En los últimos días destacados miembros de MAGA se han opuesto a bombardear Irán, recordando la reiterada promesa de Trump de que no habría más «guerras interminables». El aislacionismo de EEUU es una idea más antigua que incluso su imperialismo. Paradójicamente, ambas nociones han sido compatibles a lo largo de la historia: dando la espalda al mundo y replegándose en sí mismo, pero siguiendo la idea del «destino manifiesto» para expandir su territorio de océano a océano tras robar a México y aniquilar a los pueblos indígenas. Las provocaciones sin filtro sobre Groenlandia, Canadá y el canal de Panamá siguen esta línea. En Oriente Medio, Suez y Ormuz son lugares estratégicos comparables a este canal, pero para Washington es aún más necesario el control sobre la región a través de Israel.
El lema MAGA (Volver a hacer grande EEUU) bebe de esta idea aislacionista, abogando por mantener los recursos (muchos de ellos militares), en casa, sin iniciar guerras. Muchos trabajadores que se consideran alejados de la extrema derecha han coincidido con esta idea. Ahora, este ataque ha despertado viejos fantasmas. El mapa de Oriente Medio está cambiando; Irán ha perdido a sus proxies en Siria y Líbano. Además de los huthíes en Yemen, el único aliado cercano a Teherán es... Irak, «liberado» por EEUU.
En MAGA también convergen los tradicionales halcones republicanos, sin embargo. Trump necesitaba extinguir el fuego amigo. Gabbard fue obligada a retractarse. Tras el bombardeo, Trump no compareció solo, como George Bush, Barack Obama o Joe Biden, para informar como jefe de Estado y comandante en jefe del Ejército.
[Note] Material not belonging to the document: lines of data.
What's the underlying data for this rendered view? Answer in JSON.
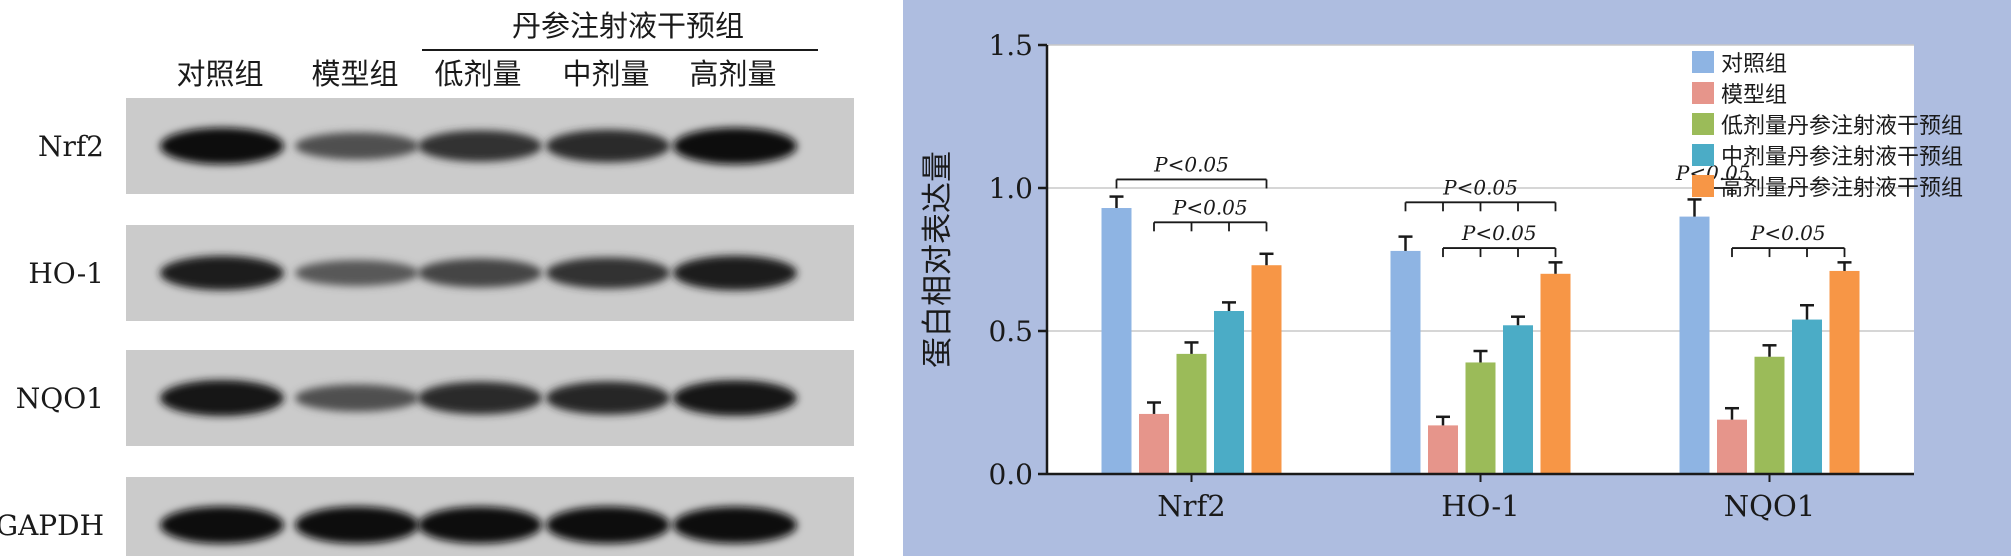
{
  "blot": {
    "treatment_group_label": "丹参注射液干预组",
    "lane_labels": [
      "对照组",
      "模型组",
      "低剂量",
      "中剂量",
      "高剂量"
    ],
    "rows": [
      {
        "label": "Nrf2",
        "intensity": [
          0.95,
          0.55,
          0.72,
          0.78,
          0.95
        ]
      },
      {
        "label": "HO-1",
        "intensity": [
          0.85,
          0.5,
          0.62,
          0.72,
          0.86
        ]
      },
      {
        "label": "NQO1",
        "intensity": [
          0.92,
          0.55,
          0.78,
          0.8,
          0.9
        ]
      },
      {
        "label": "GAPDH",
        "intensity": [
          0.98,
          0.97,
          0.96,
          0.97,
          0.96
        ]
      }
    ]
  },
  "chart_data": {
    "type": "bar",
    "categories": [
      "Nrf2",
      "HO-1",
      "NQO1"
    ],
    "ylabel": "蛋白相对表达量",
    "ylim": [
      0,
      1.5
    ],
    "yticks": [
      "0.0",
      "0.5",
      "1.0",
      "1.5"
    ],
    "grid": true,
    "legend_position": "top-right",
    "series": [
      {
        "name": "对照组",
        "color": "#8EB4E3",
        "values": [
          0.93,
          0.78,
          0.9
        ],
        "errors": [
          0.04,
          0.05,
          0.06
        ]
      },
      {
        "name": "模型组",
        "color": "#E6958B",
        "values": [
          0.21,
          0.17,
          0.19
        ],
        "errors": [
          0.04,
          0.03,
          0.04
        ]
      },
      {
        "name": "低剂量丹参注射液干预组",
        "color": "#9BBB59",
        "values": [
          0.42,
          0.39,
          0.41
        ],
        "errors": [
          0.04,
          0.04,
          0.04
        ]
      },
      {
        "name": "中剂量丹参注射液干预组",
        "color": "#4BACC6",
        "values": [
          0.57,
          0.52,
          0.54
        ],
        "errors": [
          0.03,
          0.03,
          0.05
        ]
      },
      {
        "name": "高剂量丹参注射液干预组",
        "color": "#F79646",
        "values": [
          0.73,
          0.7,
          0.71
        ],
        "errors": [
          0.04,
          0.04,
          0.03
        ]
      }
    ],
    "annotations": [
      {
        "category": 0,
        "text": "P<0.05",
        "from_series": 0,
        "to_series": 4,
        "tick_series": [
          0,
          4
        ],
        "level": 1.03
      },
      {
        "category": 0,
        "text": "P<0.05",
        "from_series": 1,
        "to_series": 4,
        "tick_series": [
          1,
          2,
          3,
          4
        ],
        "level": 0.88
      },
      {
        "category": 1,
        "text": "P<0.05",
        "from_series": 0,
        "to_series": 4,
        "tick_series": [
          0,
          1,
          2,
          3,
          4
        ],
        "level": 0.95
      },
      {
        "category": 1,
        "text": "P<0.05",
        "from_series": 1,
        "to_series": 4,
        "tick_series": [
          1,
          2,
          3,
          4
        ],
        "level": 0.79
      },
      {
        "category": 2,
        "text": "P<0.05",
        "from_series": 0,
        "to_series": 1,
        "tick_series": [
          0,
          1
        ],
        "level": 1.0
      },
      {
        "category": 2,
        "text": "P<0.05",
        "from_series": 1,
        "to_series": 4,
        "tick_series": [
          1,
          2,
          3,
          4
        ],
        "level": 0.79
      }
    ]
  }
}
Estaba respaldado por el vicepresidente, J.D. Vance; el secretario de Estado y halcón republicano, Marco Rubio; y el secretario de Defensa, Pete Hegseth. El presidente es un buen comunicador, pero también muy cobar- de. Necesitaba el respaldo del aislacionista Vance, el halcón belicista Rubio, y Hegseth como integrista cristiano y devoto de Trump. Steve Bannon ya lo predijo: incluso quienes se oponían al ataque (como él), apoyarían a Trump cuando se produjese.